Lovecraft the prophet

The Call of Cthulhu, H.P. Lovecraft, Ryleh"That cult would never die till the stars came right again, and the secret priests would take great Cthulhu from His tomb to revive His subjects and resume His rule of earth. The time would be easy to know, for then mankind would have become as the Great Old Ones; free and wild and beyond good and evil, with laws and morals thrown aside and all men shouting and killing and revelling in joy. Then the liberated Old Ones would teach them new ways to shout and kill and revel and enjoy themselves, and all the earth would flame with a holocaust of ecstasy and freedom.

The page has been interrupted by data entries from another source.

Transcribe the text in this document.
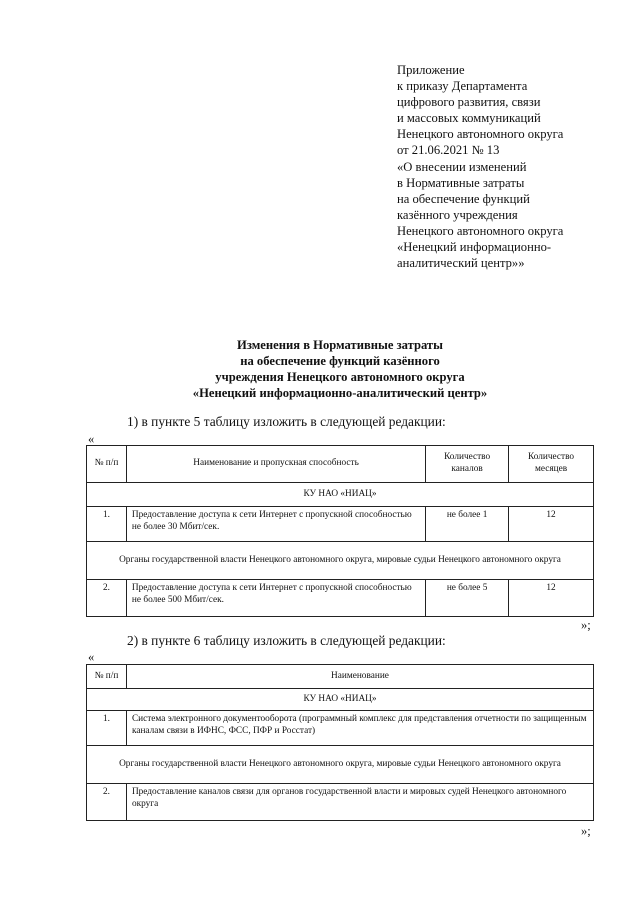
Приложение
к приказу Департамента
цифрового развития, связи
и массовых коммуникаций
Ненецкого автономного округа
от 21.06.2021 № 13
«О внесении изменений
в Нормативные затраты
на обеспечение функций
казённого учреждения
Ненецкого автономного округа
«Ненецкий информационно-
аналитический центр»»
Изменения в Нормативные затраты
на обеспечение функций казённого
учреждения Ненецкого автономного округа
«Ненецкий информационно-аналитический центр»
1) в пункте 5 таблицу изложить в следующей редакции:
«
№ п/п	Наименование и пропускная способность	Количество каналов	Количество месяцев
КУ НАО «НИАЦ»			
1.	Предоставление доступа к сети Интернет с пропускной способностью не более 30 Мбит/сек.	не более 1	12
Органы государственной власти Ненецкого автономного округа, мировые судьи Ненецкого автономного округа			
2.	Предоставление доступа к сети Интернет с пропускной способностью не более 500 Мбит/сек.	не более 5	12
»;
2) в пункте 6 таблицу изложить в следующей редакции:
«
№ п/п	Наименование
КУ НАО «НИАЦ»	
1.	Система электронного документооборота (программный комплекс для представления отчетности по защищенным каналам связи в ИФНС, ФСС, ПФР и Росстат)
Органы государственной власти Ненецкого автономного округа, мировые судьи Ненецкого автономного округа	
2.	Предоставление каналов связи для органов государственной власти и мировых судей Ненецкого автономного округа
»;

Meanwhile the cult, by appropriate rites, must keep alive the memory of those ancient ways and shadow forth the prophecy of their return."
-- from The Call of Cthulhu by H.P. Lovecraft
It was 1928 when Howard Phillips Lovecraft published The Call of Cthulhu: his seminal classic which forever altered the nature of horror fiction.

That passage has stuck with me from the first time that I read this short story in the fall of 1996.  And I've thought about it countlessly in the years since.  It has been difficult not to see mankind through the vision of those cultists waiting for when the stars are right: when the incomprehensible horror that is Cthulhu will arise at last from the cyclopean city of R'yleh far below the waters of the Pacific and lay waste to the Earth.  Until then dead Cthulhu waits, dreaming...

Mankind, "free and wild and beyond good and evil, with laws and morals thrown aside."  Men "shouting and killing and revelling in joy."

It has been eighty-five years since Lovecraft wrote those words.  And with each passing year it seems as if humanity... or at least the civilized realm of it... is descending further and further into the barbaric, unrestrained frenzy of pleasure and pain that he described in his tale.

Slaying the innocent for sake of money and convenience.  Government gone lawless.  Men and women descending beneath their nature.  Wars without reason or end.  Conscience and ethics spurned utterly.  Good proclaimed to be evil, and evil to be good.

Perhaps more than we have realized... maybe more than we would like to acknowledge... H.P. Lovecraft had a prescience of far greater clarity than any prophet or futurist of this age.

2 comments:

Anonymous said...

http://www.newscientist.com/article/mg21228340.100-steven-pinker-humans-are-less-violent-than-ever.html

Scoke said...

^^Because nobody wants to go outside. Easier to commit crimes online. ;)

Great post, Chris! Lovecraft is one of my favs.